L’Afsca souligne toutefois que la propriétaire était au courant de l’interdiction de ramener l’animal, étant donné qu’aucun test ne peut détecter la maladie chez les animaux vivants et qu’une vaccination ne fournit pas de protection pour les animaux qui sont déjà infectés. Il n’y aurait dès lors aucune certitude sur l’immunité du félin, selon l’agence fédérale.

L’étudiante souhaite que son chaton soit placé en quarantaine plutôt qu’euthanasié. L’Afsca a dès lors envoyé la police à son domicile plus tôt dans la semaine et l’a poursuivie en justice.

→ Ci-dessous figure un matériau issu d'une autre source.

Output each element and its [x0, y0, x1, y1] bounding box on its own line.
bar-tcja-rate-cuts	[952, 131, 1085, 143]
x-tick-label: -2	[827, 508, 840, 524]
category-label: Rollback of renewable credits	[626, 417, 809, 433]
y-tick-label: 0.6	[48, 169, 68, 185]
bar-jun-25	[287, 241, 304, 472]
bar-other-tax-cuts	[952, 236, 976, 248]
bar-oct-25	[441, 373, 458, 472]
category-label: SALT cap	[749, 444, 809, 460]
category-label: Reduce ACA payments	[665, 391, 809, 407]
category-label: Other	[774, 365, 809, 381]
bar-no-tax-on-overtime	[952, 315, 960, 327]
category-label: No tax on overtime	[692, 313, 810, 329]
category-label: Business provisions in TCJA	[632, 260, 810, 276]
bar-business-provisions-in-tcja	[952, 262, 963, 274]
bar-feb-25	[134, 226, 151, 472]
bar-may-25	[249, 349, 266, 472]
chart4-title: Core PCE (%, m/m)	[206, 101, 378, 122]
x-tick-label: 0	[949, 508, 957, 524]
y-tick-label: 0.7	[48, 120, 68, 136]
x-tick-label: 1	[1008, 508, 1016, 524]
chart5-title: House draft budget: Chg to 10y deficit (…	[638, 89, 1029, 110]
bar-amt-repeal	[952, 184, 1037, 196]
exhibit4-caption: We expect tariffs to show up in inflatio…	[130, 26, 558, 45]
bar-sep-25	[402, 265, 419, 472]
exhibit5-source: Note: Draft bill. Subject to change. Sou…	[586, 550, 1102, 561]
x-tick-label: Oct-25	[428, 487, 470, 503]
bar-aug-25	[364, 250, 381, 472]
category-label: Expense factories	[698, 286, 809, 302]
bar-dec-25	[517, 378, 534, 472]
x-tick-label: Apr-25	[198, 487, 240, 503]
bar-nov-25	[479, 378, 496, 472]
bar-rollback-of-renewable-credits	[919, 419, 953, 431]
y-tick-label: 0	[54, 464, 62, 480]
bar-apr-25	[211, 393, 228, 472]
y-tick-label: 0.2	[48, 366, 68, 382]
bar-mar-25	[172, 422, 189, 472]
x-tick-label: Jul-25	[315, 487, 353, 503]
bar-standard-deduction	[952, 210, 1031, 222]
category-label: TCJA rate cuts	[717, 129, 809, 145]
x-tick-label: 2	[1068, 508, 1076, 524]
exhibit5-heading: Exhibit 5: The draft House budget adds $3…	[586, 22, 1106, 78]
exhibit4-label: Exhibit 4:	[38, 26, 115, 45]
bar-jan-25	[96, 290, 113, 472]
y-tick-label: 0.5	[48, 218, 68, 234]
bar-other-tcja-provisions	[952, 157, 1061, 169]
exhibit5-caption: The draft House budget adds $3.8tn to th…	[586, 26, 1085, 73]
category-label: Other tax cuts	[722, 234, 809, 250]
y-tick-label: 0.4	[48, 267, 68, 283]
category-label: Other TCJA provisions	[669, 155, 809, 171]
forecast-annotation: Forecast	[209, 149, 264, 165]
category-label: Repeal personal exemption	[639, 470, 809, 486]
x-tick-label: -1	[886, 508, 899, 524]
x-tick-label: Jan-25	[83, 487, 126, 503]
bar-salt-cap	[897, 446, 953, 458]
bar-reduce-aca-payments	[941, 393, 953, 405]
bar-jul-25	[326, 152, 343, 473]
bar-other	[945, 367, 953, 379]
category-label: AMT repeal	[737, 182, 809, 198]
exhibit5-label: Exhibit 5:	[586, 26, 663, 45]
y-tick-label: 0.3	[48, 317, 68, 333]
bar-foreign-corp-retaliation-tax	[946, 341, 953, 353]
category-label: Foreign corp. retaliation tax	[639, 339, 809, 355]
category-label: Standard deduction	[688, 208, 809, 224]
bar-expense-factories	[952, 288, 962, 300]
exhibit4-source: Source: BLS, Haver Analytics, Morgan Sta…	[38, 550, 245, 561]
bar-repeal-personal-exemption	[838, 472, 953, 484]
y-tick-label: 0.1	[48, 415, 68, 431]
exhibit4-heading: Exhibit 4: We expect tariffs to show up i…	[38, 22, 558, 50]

L’affaire a été introduite vendredi devant le tribunal de première instance néerlandophone d’Anvers, mais reportée au 29 mai afin de laisser suffisamment de temps à la défense et aux parties civiles pour préparer leurs conclusions.

L’organisation de défense des animaux Gaia et le ministre flamand du Bien-être animal Ben Weyts (N-VA) sont intervenus dans le dossier en faveur de l’étudiante. « La réglementation européenne stipule que la quarantaine est l’une des options et que l’euthanasie ne devrait être autorisée, en dernier recours, que si la quarantaine s’avère absolument impossible », a argumenté le président de Gaia Michel Vandenbosch.

« Nous sommes ici absolument convaincus qu’il existe un réel danger que cet animal développe la rage et qu’il pourrait y avoir des victimes. Dans les circonstances actuelles, l’euthanasie est la seule option pour nous, même si nous le regrettons », a déclaré, pour sa part, Philippe Houdart, responsable de la prévention et de la sensibilisation et vétérinaire à l’Afsca.